My husband and I have a happy life with our wonderful 3-year-old daughter. She's finally adjusted to our new home in her "big girl bed." She gave up her pacifier to the nukkie fairy. Her nap is a ritual of the past, freeing up our days for limitless activities and our nights, because her bed time is now a reasonable 8 p.m.
In one month, the life we worked so tirelessly to get to will be turned upside down with the arrival of our new son and we're not all that excited.

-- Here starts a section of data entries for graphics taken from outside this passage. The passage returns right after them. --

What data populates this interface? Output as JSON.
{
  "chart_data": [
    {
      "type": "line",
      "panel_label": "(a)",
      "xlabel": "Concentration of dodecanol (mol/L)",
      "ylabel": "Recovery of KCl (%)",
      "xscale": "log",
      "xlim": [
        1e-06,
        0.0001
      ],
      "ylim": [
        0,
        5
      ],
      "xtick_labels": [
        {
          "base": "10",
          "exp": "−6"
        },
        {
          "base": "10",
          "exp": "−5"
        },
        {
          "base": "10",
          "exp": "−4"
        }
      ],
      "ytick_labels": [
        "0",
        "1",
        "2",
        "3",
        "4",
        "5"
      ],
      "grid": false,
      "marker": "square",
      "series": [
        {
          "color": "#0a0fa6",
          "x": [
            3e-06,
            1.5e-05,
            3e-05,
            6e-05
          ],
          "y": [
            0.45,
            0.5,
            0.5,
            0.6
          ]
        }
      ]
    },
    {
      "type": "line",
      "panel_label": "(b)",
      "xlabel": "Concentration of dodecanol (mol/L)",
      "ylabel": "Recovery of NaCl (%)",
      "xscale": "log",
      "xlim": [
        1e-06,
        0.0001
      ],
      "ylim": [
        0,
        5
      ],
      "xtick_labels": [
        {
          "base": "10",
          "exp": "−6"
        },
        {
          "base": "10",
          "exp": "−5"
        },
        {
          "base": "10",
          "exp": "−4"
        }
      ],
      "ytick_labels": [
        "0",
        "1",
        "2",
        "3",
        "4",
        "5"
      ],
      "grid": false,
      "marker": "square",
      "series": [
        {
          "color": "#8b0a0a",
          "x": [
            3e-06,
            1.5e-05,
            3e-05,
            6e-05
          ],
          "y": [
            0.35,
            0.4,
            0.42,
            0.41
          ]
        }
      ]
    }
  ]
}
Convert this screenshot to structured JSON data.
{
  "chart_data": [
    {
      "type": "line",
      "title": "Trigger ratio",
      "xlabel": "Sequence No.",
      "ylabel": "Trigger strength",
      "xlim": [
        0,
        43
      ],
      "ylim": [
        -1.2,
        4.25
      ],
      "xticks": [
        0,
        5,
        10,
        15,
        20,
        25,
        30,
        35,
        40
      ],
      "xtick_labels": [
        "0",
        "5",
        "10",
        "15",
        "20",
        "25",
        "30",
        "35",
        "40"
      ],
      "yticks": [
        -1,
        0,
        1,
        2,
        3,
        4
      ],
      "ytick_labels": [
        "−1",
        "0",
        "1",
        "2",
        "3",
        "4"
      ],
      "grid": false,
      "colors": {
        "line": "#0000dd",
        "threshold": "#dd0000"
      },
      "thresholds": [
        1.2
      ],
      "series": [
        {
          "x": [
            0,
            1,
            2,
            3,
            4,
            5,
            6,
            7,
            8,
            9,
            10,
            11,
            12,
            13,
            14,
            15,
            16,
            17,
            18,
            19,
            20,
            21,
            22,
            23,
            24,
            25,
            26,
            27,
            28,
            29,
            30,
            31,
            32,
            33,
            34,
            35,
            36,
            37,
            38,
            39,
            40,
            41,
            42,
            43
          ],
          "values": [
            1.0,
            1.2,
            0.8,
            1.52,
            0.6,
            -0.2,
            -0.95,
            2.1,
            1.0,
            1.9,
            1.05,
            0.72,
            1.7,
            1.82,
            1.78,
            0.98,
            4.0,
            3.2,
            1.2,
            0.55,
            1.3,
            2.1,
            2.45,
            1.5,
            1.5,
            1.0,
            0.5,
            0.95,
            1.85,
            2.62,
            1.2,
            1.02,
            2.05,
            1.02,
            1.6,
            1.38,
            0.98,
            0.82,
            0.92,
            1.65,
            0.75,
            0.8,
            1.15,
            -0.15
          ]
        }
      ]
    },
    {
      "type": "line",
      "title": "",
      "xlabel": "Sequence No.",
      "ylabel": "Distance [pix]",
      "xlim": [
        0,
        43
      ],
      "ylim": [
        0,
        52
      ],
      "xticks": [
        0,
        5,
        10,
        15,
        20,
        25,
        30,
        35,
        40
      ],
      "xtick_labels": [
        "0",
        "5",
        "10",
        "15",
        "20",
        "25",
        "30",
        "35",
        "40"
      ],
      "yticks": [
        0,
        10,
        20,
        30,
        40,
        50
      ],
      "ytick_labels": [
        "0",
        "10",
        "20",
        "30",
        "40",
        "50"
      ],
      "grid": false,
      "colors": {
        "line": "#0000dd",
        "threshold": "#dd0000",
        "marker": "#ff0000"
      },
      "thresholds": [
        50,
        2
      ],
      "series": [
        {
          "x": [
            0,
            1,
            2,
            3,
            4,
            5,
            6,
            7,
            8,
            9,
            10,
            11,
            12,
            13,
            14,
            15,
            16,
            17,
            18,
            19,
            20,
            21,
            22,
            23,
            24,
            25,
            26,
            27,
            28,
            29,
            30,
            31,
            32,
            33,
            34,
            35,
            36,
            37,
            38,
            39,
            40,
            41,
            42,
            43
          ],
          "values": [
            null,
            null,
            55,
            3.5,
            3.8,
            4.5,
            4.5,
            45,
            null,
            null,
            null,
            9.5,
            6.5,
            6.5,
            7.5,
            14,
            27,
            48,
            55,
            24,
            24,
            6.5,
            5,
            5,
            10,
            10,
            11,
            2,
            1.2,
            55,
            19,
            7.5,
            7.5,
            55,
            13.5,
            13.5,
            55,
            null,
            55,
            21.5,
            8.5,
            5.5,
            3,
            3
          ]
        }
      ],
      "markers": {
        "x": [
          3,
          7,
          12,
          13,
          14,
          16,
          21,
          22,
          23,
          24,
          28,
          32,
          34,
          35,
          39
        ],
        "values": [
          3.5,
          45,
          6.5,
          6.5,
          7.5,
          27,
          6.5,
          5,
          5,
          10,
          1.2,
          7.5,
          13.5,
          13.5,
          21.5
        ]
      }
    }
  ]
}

Of course, we cannot wait to meet the new addition to our family. BUT, we feel like we have finally hit our groove with our one daughter and now we have to begin the process all over again. For me, at least I can look forward to NOT being pregnant. My husband's life right now is full of sleeping through the night and watching uninterrupted Yankee games. Lately, the anticipation of our son's arrival makes him look like a man who's about to go off to war.
I was in the grocery store the other day and thought to myself, Wow! I'm so proud of my daughter. I can skip the diaper aisle now. Then I looked down at my huge bump and thought again, Wow. I will have to buy diapers again and probably for the next three years. BOOOOO!
I know it's really like "boo hoo." Poor me. I am about to get everything I've always dreamed of. I know it's absurd to be thinking like this, but it really is making us nervous. I feel like we are more scared this time than we were last time. Last time, we didn't know what we were in for. This time we fully know what's in store and we know that it's not always fun to clean up puke, do endless laundry, and to spoon feed someone.
I think the second we meet him, all of this anxiety will go out the window. But, I KNOW that once the baby is 3 years old, I'll be relieved.
Second-time moms, have you felt this way, too?